Keywords: COVID-19; Fanconi syndrome; autosomal dominant tubulointerstitial kidney disease; chronic kidney disease; hyperuricemia; hyponatremia; hypouricemia.

Figure 1

Major transporters for uric acid reabsorption and secretion in the proximal tubule. (A): Na⁺-dependent anion transport increases intracellular concentrations of anions that exchange with luminal urate by URAT1. GLUT9 acts as the basolateral exit for urate reabsorption. (B): OAT1 and OAT3 transport urate through the basolateral membrane in exchange with α-KG. At the apical membrane, urate is secreted via ABCG2, NPT1, and/or NPT4. Abbreviations: ABCG2, ATP-binding cassette subfamily G member 2; GLUT9, glucose transporter 9; α-KG, α-ketoglutarate; NPT1, sodium-phosphate cotransporter 1; NPT4, sodium-phosphate cotransporter 4; OAT1, organic anion transporter 1; OAT3, organic anion transporter 3; SGLT2, sodium-glucose cotransporter 2; URAT1, urate transporter 1.

Figure 2

Serum uric acid levels according to changes in eGFR. As eGFR decreases in patients with chronic kidney disease, the serum uric acid level tends to increase. Abbreviation: eGFR, estimated glomerular filtration rate. Adapted from the article by Oh et al. [12] according to the Creative Commons Attribution 4.0 International License.

Figure 3

Potential mechanisms by which SGLT2 inhibitors increase uricosuria in the proximal tubule. URAT1 and GLUT9 are the major pathways for uric acid reabsorption.

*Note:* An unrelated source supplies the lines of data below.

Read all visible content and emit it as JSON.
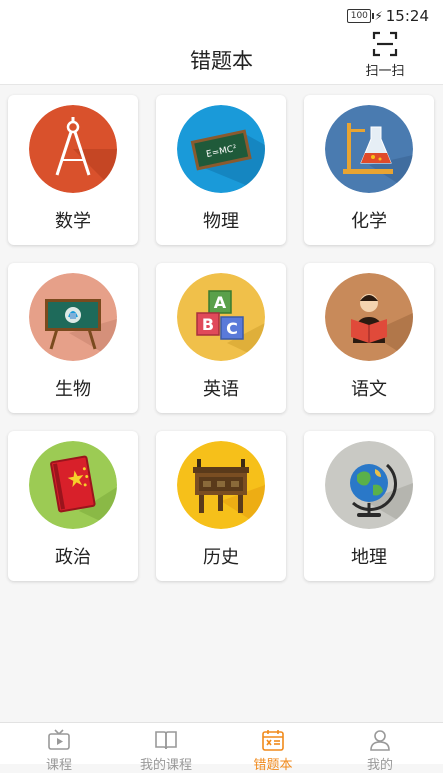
{
  "status_bar": {
    "battery": "100",
    "time": "15:24"
  },
  "header": {
    "title": "错题本",
    "scan_label": "扫一扫"
  },
  "subjects": [
    {
      "label": "数学",
      "icon": "compass-icon",
      "color": "#d9512c"
    },
    {
      "label": "物理",
      "icon": "chalkboard-icon",
      "color": "#1a9ad9"
    },
    {
      "label": "化学",
      "icon": "flask-icon",
      "color": "#4a7bb0"
    },
    {
      "label": "生物",
      "icon": "biology-board-icon",
      "color": "#e6a089"
    },
    {
      "label": "英语",
      "icon": "abc-blocks-icon",
      "color": "#f0c04a"
    },
    {
      "label": "语文",
      "icon": "reading-person-icon",
      "color": "#c88a5a"
    },
    {
      "label": "政治",
      "icon": "red-book-icon",
      "color": "#9ccb54"
    },
    {
      "label": "历史",
      "icon": "bronze-vessel-icon",
      "color": "#f6c01a"
    },
    {
      "label": "地理",
      "icon": "globe-icon",
      "color": "#c9c9c4"
    }
  ],
  "tabs": [
    {
      "label": "课程",
      "icon": "tv-play-icon"
    },
    {
      "label": "我的课程",
      "icon": "book-icon"
    },
    {
      "label": "错题本",
      "icon": "calendar-x-icon",
      "active": true
    },
    {
      "label": "我的",
      "icon": "user-icon"
    }
  ],
  "colors": {
    "active_tab": "#f08a1c",
    "inactive_tab": "#999999"
  }
}
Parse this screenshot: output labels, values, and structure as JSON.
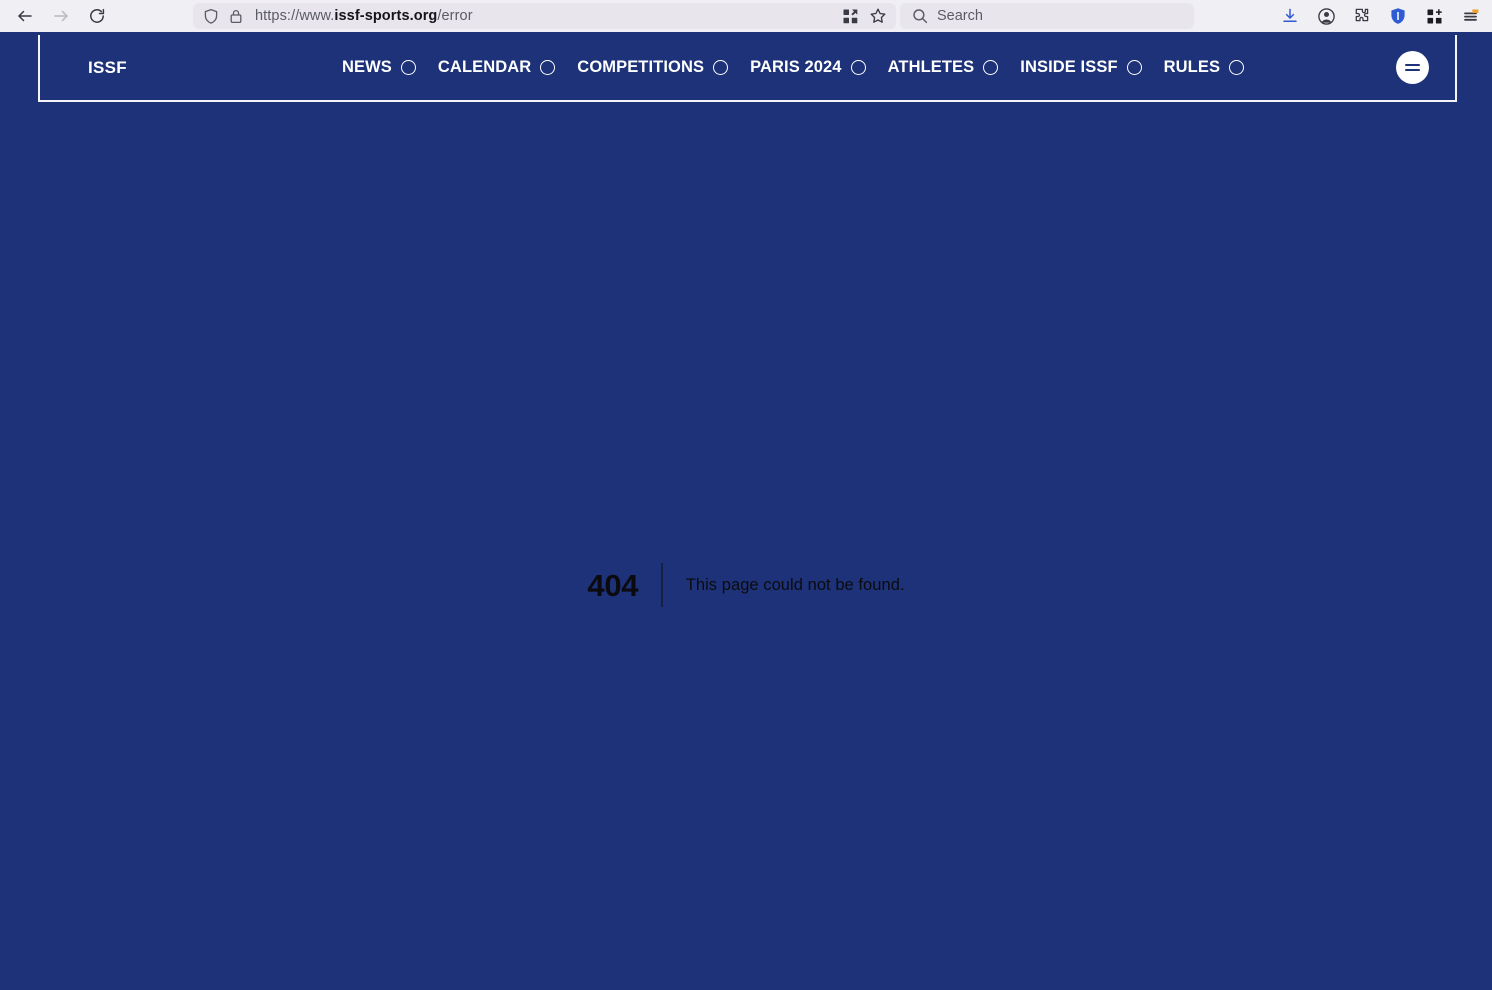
{
  "browser": {
    "back_label": "Back",
    "forward_label": "Forward",
    "reload_label": "Reload",
    "url": {
      "scheme_prefix": "https://www.",
      "host": "issf-sports.org",
      "path": "/error",
      "full": "https://www.issf-sports.org/error"
    },
    "shield_icon": "shield-icon",
    "lock_icon": "lock-icon",
    "page_actions": [
      {
        "icon": "open-in-app-icon",
        "label": "Open in app"
      },
      {
        "icon": "bookmark-star-icon",
        "label": "Bookmark this page"
      }
    ],
    "search": {
      "placeholder": "Search",
      "icon": "search-icon"
    },
    "toolbar_icons": [
      {
        "icon": "download-icon",
        "label": "Downloads"
      },
      {
        "icon": "account-icon",
        "label": "Account"
      },
      {
        "icon": "extensions-puzzle-icon",
        "label": "Extensions"
      },
      {
        "icon": "shield-badge-icon",
        "label": "Privacy shield"
      },
      {
        "icon": "apps-grid-icon",
        "label": "Apps"
      },
      {
        "icon": "app-menu-icon",
        "label": "Open application menu",
        "badge": "update-available"
      }
    ],
    "chrome_bg": "#f0eff4",
    "field_bg": "#e8e6ec"
  },
  "site": {
    "brand": "ISSF",
    "brand_color": "#ffffff",
    "background_color": "#1d3278",
    "border_color": "#f4f3f7",
    "nav_items": [
      {
        "label": "NEWS",
        "icon": "circle-outline-icon"
      },
      {
        "label": "CALENDAR",
        "icon": "circle-outline-icon"
      },
      {
        "label": "COMPETITIONS",
        "icon": "circle-outline-icon"
      },
      {
        "label": "PARIS 2024",
        "icon": "circle-outline-icon"
      },
      {
        "label": "ATHLETES",
        "icon": "circle-outline-icon"
      },
      {
        "label": "INSIDE ISSF",
        "icon": "circle-outline-icon"
      },
      {
        "label": "RULES",
        "icon": "circle-outline-icon"
      }
    ],
    "menu_toggle": {
      "label": "Menu",
      "icon": "hamburger-icon"
    }
  },
  "error": {
    "code": "404",
    "message": "This page could not be found."
  }
}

When SGLT2 is inhibited by SGLT2 inhibitors, GLUT9b is overwhelmed by excessive glucose and its capacity for uric acid transport is diminished. SGLT2 inhibitors can also inhibit URAT1, further increasing uricosuria. Abbreviations: GLUT9, glucose transporter 9; SGLT2, sodium-glucose cotransporter 2; URAT1, urate transporter 1.

Figure 4

Potential mechanisms by which thiazide and loop diuretics reduce uricosuria in the proximal tubule. URAT1 is the major transporter for uric acid reabsorption, and OAT1 and NPT4 are the major pathways for uric acid secretion. Thiazide and loop diuretics enter the proximal tubular cell basolaterally via OAT1 and OAT3 and exit via apically located URAT1 or NPT4. Competitive binding between diuretics and uric acid for the basolateral OAT1 and OAT3 and apical NPT4 would reduce uric acid secretion by the proximal tubule. The apically located URAT1 acts as an anion exchanger and may reabsorb uric acid in exchange for the secretion of thiazide or loop diuretics. Thus, a decrease in uric acid secretion, as well as an increase in uric acid reabsorption by the proximal tubule, will lead to diuretic-induced hyperuricemia. Abbreviations: GLUT9, glucose transporter 9; NPT4, sodium-dependent, inorganic phosphate transporter 4; OAT1, organic anion transporter 1; OAT3, organic anion transporter 3; URAT1, urate transporter 1.